My own conversion was more or less inexplicable and miraculous, I cannot explain it myself. I wasn’t looking to “convert,” I had already been nominally, formally Catholic for years but felt no particular fervor or attachment to the Faith. I originally converted at the behest of my gorgeous, wonderful wife.  But after making a wreck of my life in many respects, I found myself pretty much adrift and in danger of losing everything, and God somehow, I know not how, asserted Himself into my soul and gave me the hope and direction I desperately needed.  This occurred slowly, there was no “ah ha!” moment, but gradually over the course of a year or more I became a convicted Catholic.

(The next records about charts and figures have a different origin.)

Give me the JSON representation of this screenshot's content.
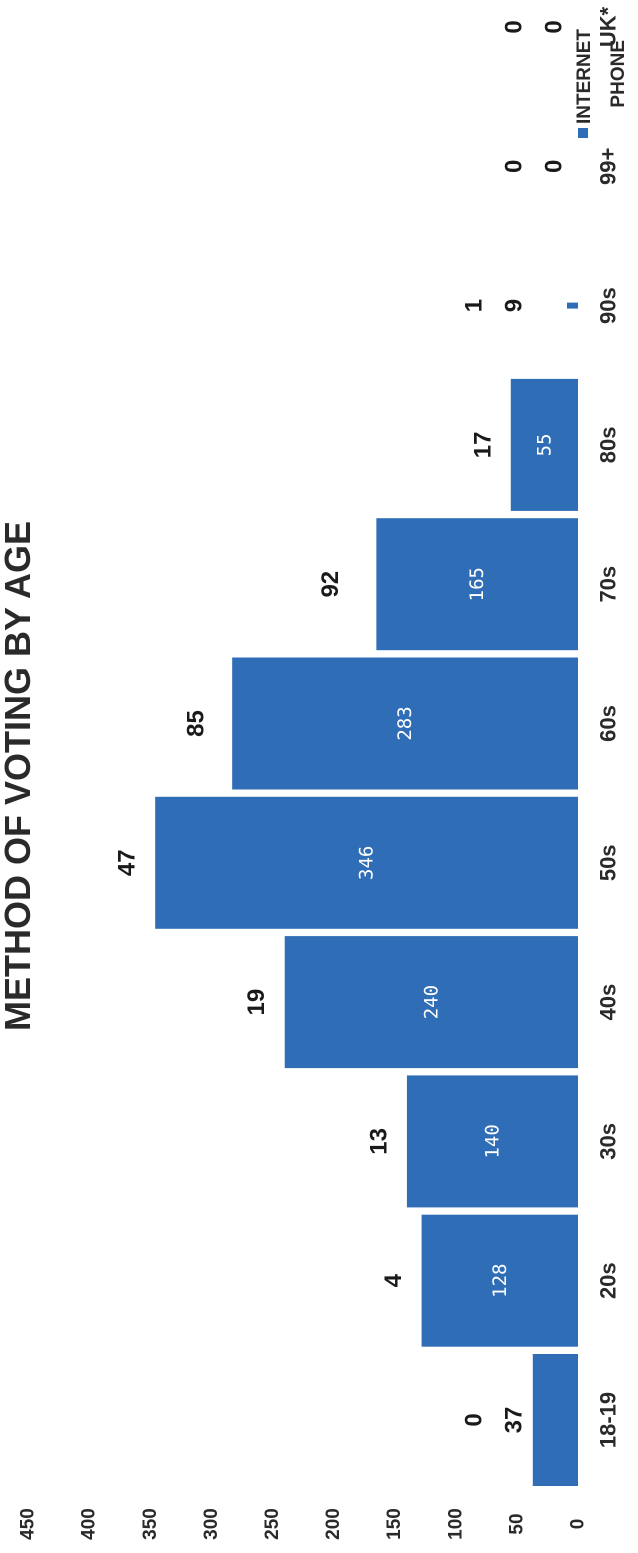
{
  "chart_data": {
    "type": "bar",
    "title": "METHOD OF VOTING BY AGE",
    "categories": [
      "18-19",
      "20s",
      "30s",
      "40s",
      "50s",
      "60s",
      "70s",
      "80s",
      "90s",
      "99+",
      "UK*"
    ],
    "series": [
      {
        "name": "PHONE",
        "values": [
          0,
          4,
          13,
          19,
          47,
          85,
          92,
          17,
          1,
          0,
          0
        ]
      },
      {
        "name": "INTERNET",
        "values": [
          37,
          128,
          140,
          240,
          346,
          283,
          165,
          55,
          9,
          0,
          0
        ],
        "color": "#2f6db6"
      }
    ],
    "yticks": [
      0,
      50,
      100,
      150,
      200,
      250,
      300,
      350,
      400,
      450
    ],
    "ylim": [
      0,
      450
    ],
    "orientation": "rotated-90-ccw",
    "legend": "top-right"
  }
}
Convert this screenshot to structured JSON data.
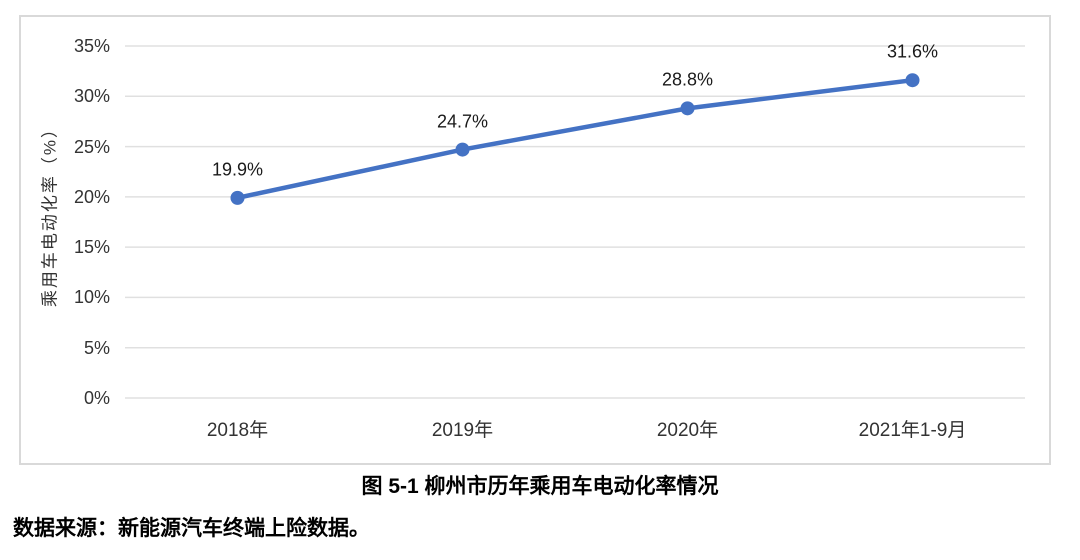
{
  "figure": {
    "caption": "图 5-1 柳州市历年乘用车电动化率情况",
    "source": "数据来源：新能源汽车终端上险数据。"
  },
  "chart_data": {
    "type": "line",
    "title": "图 5-1 柳州市历年乘用车电动化率情况",
    "categories": [
      "2018年",
      "2019年",
      "2020年",
      "2021年1-9月"
    ],
    "values": [
      19.9,
      24.7,
      28.8,
      31.6
    ],
    "data_labels": [
      "19.9%",
      "24.7%",
      "28.8%",
      "31.6%"
    ],
    "xlabel": "",
    "ylabel": "乘用车电动化率（%）",
    "ylim": [
      0,
      35
    ],
    "ytick_step": 5,
    "ytick_labels": [
      "0%",
      "5%",
      "10%",
      "15%",
      "20%",
      "25%",
      "30%",
      "35%"
    ],
    "grid": true,
    "legend": "none",
    "line_color": "#4472C4",
    "grid_color": "#E0E0E0",
    "frame_color": "#D9D9D9"
  }
}
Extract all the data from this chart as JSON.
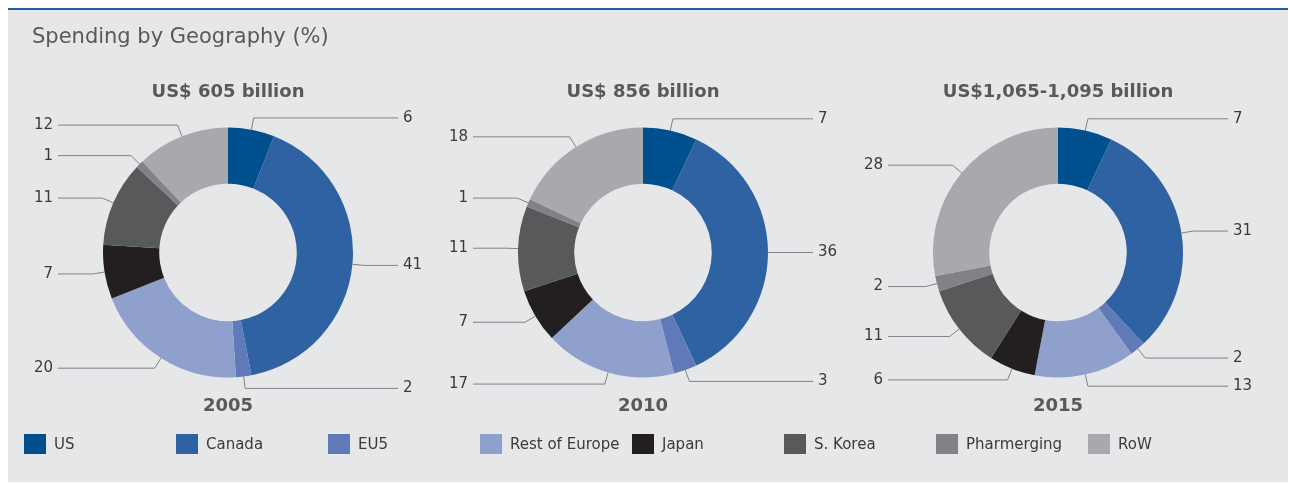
{
  "chart_data": [
    {
      "type": "other",
      "title": "Spending by Geography (%)"
    },
    {
      "type": "donut",
      "title": "US$ 605 billion",
      "xlabel": "2005",
      "categories": [
        "US",
        "Canada",
        "EU5",
        "Rest of Europe",
        "Japan",
        "S. Korea",
        "Pharmerging",
        "RoW"
      ],
      "values": [
        6,
        41,
        2,
        20,
        7,
        11,
        1,
        12
      ],
      "colors": [
        "#00508f",
        "#2f62a3",
        "#6079b8",
        "#8fa0cc",
        "#231f20",
        "#58595b",
        "#808285",
        "#a7a9ac"
      ],
      "data_labels": true,
      "legend": "bottom"
    },
    {
      "type": "donut",
      "title": "US$ 856 billion",
      "xlabel": "2010",
      "categories": [
        null,
        null,
        null,
        null,
        null,
        null,
        null,
        null
      ],
      "values": [
        7,
        36,
        3,
        17,
        7,
        11,
        1,
        18
      ],
      "colors": [
        "#00508f",
        "#2f62a3",
        "#6079b8",
        "#8fa0cc",
        "#231f20",
        "#58595b",
        "#808285",
        "#a7a9ac"
      ],
      "data_labels": true
    },
    {
      "type": "donut",
      "title": "US$1,065-1,095 billion",
      "xlabel": "2015",
      "categories": [
        null,
        null,
        null,
        null,
        null,
        null,
        null,
        null
      ],
      "values": [
        7,
        31,
        2,
        13,
        6,
        11,
        2,
        28
      ],
      "colors": [
        "#00508f",
        "#2f62a3",
        "#6079b8",
        "#8fa0cc",
        "#231f20",
        "#58595b",
        "#808285",
        "#a7a9ac"
      ],
      "data_labels": true
    }
  ]
}
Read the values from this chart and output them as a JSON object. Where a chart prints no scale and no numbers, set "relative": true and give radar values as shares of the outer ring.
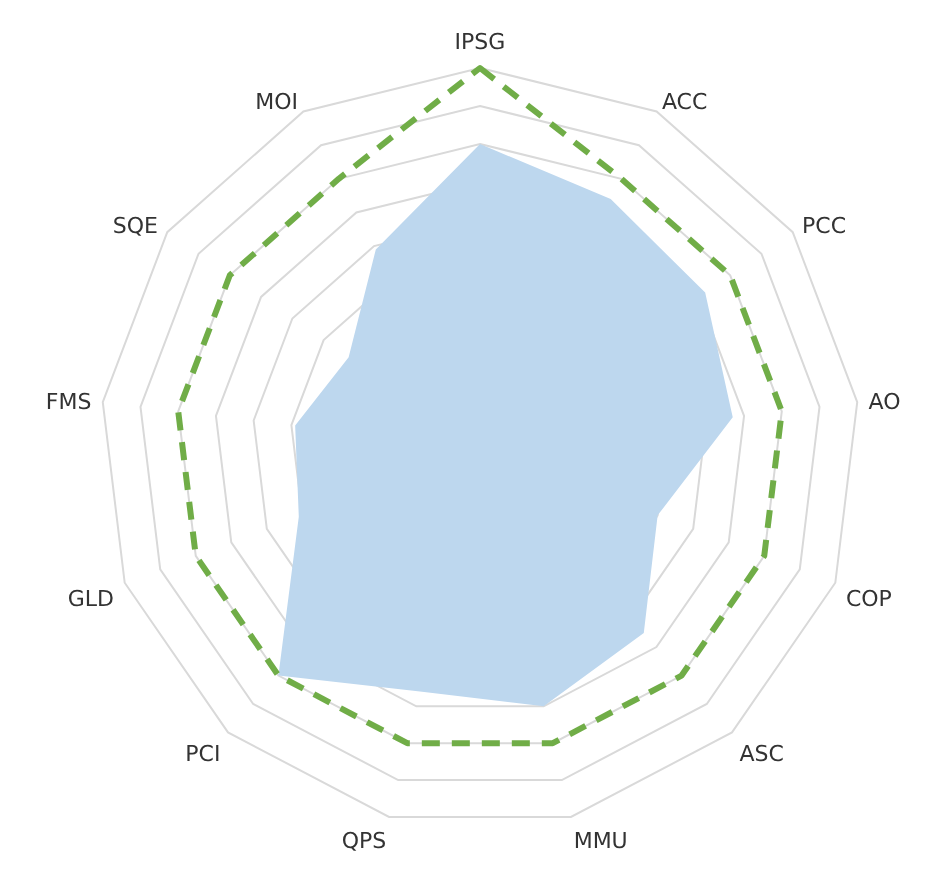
{
  "chart_data": {
    "type": "radar",
    "relative": true,
    "grid": true,
    "categories": [
      "IPSG",
      "ACC",
      "PCC",
      "AO",
      "COP",
      "ASC",
      "MMU",
      "QPS",
      "PCI",
      "GLD",
      "FMS",
      "SQE",
      "MOI"
    ],
    "series": [
      {
        "type": "area",
        "color": "#bdd7ee",
        "values": [
          0.8,
          0.74,
          0.72,
          0.67,
          0.5,
          0.65,
          0.7,
          0.66,
          0.8,
          0.51,
          0.49,
          0.42,
          0.59
        ]
      },
      {
        "color": "#70ad47",
        "line_style": "dashed",
        "values": [
          1,
          0.8,
          0.8,
          0.8,
          0.8,
          0.8,
          0.8,
          0.8,
          0.8,
          0.8,
          0.8,
          0.8,
          0.8
        ]
      }
    ]
  }
}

Many many prayers, possibly most of all those of my deceased mother in law, and the fortuitous assignment of a good priest to a local parish played big parts in that process.  I was miles from being a “trad” or anything like that back then.

But I was not won over by any argument.  It was an act of Grace, for which I had little or no responsibility.  And as I look at my paltry efforts regarding loved ones who are outside the Church, I can say that my mostly intellectual arguments have failed.  But exposure to beauty and the TLM and many other efforts have failed, as well.  As Boniface says, faith is a gift, and God calls whom He wills.  While God wills all to be saved, we don’t get infinite chances and some – many, according to our Blessed Lord – refuse the call.  All we can do in those sad situations, so common today, is to pray and practice virtue and hope that God will touch them in one way or another.